Unfortunately, that is not what the numbers bear out in the US. The PEW research piece below is excellent in that it compares wealth accumulation across different wealth quintiles.
- Only the wealthiest quintile of America saw its net wealth gain since 2007.
- The chart does not include the bottom quintile of American society because they have nothing.
Honestly, I could write about that chart for pages.
Let me show you a similar data set from the same PEW research report.
The graphic above shows the percentage of all income earned in the US by upper, middle and lower income earners over time.
The lower income data makes complete sense. Where things get stupid is with the middle and upper income earners. The percentage decline for middle income earners from 62% of total income down to 43% is stunning to me. That decline represents a complete hollowing-out of the middle class.

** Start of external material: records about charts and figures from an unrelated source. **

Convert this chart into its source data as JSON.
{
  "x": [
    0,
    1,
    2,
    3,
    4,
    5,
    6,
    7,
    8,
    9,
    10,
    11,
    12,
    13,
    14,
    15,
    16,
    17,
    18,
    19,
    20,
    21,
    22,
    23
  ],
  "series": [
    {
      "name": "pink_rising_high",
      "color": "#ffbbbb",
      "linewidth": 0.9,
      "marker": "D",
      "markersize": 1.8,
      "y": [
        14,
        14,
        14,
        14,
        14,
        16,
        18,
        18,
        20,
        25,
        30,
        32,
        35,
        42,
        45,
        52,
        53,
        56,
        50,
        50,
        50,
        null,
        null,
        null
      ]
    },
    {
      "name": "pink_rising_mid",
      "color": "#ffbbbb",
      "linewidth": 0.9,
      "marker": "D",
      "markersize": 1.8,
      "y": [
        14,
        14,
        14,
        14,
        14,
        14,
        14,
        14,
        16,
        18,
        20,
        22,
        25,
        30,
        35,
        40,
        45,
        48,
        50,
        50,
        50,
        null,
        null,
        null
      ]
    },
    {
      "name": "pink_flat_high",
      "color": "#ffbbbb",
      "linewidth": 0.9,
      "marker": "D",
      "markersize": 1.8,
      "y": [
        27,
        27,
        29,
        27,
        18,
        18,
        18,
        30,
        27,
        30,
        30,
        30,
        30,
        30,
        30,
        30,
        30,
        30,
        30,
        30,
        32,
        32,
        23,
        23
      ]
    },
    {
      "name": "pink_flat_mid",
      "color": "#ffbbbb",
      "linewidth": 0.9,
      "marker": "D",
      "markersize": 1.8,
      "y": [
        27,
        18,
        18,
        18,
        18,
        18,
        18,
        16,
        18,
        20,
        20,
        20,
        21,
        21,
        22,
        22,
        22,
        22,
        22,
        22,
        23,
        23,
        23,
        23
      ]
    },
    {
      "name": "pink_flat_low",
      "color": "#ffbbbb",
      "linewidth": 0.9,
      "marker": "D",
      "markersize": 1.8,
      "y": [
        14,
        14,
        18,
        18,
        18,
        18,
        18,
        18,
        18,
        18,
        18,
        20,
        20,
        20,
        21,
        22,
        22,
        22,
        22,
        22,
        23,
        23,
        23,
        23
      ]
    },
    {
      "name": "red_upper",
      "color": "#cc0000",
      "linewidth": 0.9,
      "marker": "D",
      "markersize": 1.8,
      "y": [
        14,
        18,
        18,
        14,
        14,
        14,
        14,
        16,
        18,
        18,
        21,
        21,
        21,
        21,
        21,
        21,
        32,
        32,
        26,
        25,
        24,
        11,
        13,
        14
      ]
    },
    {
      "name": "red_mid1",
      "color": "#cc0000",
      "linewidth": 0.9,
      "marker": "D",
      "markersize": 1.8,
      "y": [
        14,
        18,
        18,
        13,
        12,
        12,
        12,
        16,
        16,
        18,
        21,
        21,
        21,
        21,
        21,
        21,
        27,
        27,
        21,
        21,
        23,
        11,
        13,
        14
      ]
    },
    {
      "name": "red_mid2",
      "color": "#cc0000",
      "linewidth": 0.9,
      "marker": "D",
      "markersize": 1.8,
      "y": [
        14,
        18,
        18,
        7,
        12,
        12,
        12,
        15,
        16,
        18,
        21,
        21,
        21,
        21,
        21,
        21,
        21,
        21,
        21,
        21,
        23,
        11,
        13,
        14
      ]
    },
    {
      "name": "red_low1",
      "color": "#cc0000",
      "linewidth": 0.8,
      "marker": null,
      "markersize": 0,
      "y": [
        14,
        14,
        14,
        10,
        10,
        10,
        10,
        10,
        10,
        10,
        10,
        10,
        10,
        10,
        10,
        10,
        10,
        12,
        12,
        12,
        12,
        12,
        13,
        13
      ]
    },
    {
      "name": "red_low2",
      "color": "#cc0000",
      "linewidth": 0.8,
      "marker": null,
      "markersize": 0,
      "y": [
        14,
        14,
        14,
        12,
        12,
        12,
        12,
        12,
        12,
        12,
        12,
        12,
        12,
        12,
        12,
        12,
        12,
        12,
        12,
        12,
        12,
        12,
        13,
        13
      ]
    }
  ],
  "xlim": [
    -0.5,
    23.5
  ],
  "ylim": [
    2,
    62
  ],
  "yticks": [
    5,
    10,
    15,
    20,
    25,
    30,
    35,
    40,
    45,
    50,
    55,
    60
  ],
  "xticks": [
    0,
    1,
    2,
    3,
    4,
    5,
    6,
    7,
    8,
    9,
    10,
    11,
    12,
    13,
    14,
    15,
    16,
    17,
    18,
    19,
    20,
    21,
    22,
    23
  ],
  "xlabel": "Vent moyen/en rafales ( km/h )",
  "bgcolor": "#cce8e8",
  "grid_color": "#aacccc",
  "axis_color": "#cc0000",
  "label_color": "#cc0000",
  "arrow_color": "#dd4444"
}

The next segment is going to relate to the PEW research shown, but we will use the lead chart from last week’s comment showing UK housing prices relative to wages.
I have added two black smudge lines to the chart because I am going to build a case that the financial world has come full-circle back to 1850…we just don’t know it yet.
From 1845 – 1913:
At the beginning of this era, wealth was concentrated in the hands of few. They were the “owners,” and virtually everybody else payed rent and worked to survive.
That started to change in the early/mid 1800s, and “ownership” began to spread down the social-economic ranks of society.
Higher demand was created by new classes of people with growing incomes. Growing incomes led to more demand and even higher incomes. More and more people could afford a home to buy rather than rent.
This is true capitalism at work. This is what healthy capitalism looks like. Entrepreneurs could take risks and succeed. They could also fail. The ones that succeeded created companies that thrived and hired more people at better wages.
Those that failed could regather their mojo and try again.
Key point: At the beginning of this period, there would have been the 5% at the top and the 95% rentiers. By the end of this period, those numbers had significantly balanced out. The rich got way richer…but the rest of society did much better as well.
From 1914 – 1987:
World Wars, central banking and general “economic alchemy” began to take hold of the world.
After the Great Depression in the 1930s, the idea of bailing out failure and trying to smooth out the business cycles became common place.
Based on Keynes great idea, deficit spending slowly got bastardized into an excuse to “control the financial world” beyond the reach of the theory.
The gold standard existed, but had to be “recalibrated” in the 1930s to usher in the New Deal (you can’t print money out of thin air when an ounce of gold needs to be held to allow printing).
Jumping ahead to 1971, President Nixon had to close the “gold window” completely before Charles DE Gaul helped himself to every ounce of gold in Fort Knox (the US dollar was “exchangeable” for gold prior to 1971).
Once the world was completely on fiat money, it was game on for the elites to destroy the purchasing power of paper currency.
It can be said that the process started in a more balanced way until 1987, but the stock market crash that year ushered in the golden age of central banking with Alan Greenspan at the helm.
Key Point: Even though fiat currency was being debased during this time there were ebbs and flows as to those who won and who lost. Some eras saw the rich win, some saw wage earners win. Some saw everyone win…and some saw everyone lose.
But that was about to change in the golden age of central banking.
From 1988 – to present:
Let me repost the PEW chart from the top of the editorial...
Study who in society “won and lost” financially between each of these recessions.
Each time segment came with greater financial distortion in the general net worth of society. The final segment from 2007-2016 is truly an abomination.
Nick, how does this bring things full-circle?
The answer is found in the “illusion of ownership” and the insane amount of debt that exists.
The illusion of ownership refers to the all too common situation where copious amounts of debt taken out by people, companies and countries makes them vulnerable to interest rate shock.
If a 20% decline in asset prices would render an individual or institution insolvent, then I argue they really don’t own the assets they have title to.
Highly leveraged “owners” that make massive mortgage/interest payments are more closely related to renters than asset owners.
The full circle comes in that, if interest rates were to spike for some reason, the world would see a new rentier class created out of previously over-leveraged “owners” that would no longer be in a position to stay on title of their assets.
In summary, this is not a forecast, but I could not help re-presenting these thoughts given the stark trends shown in the PEW data.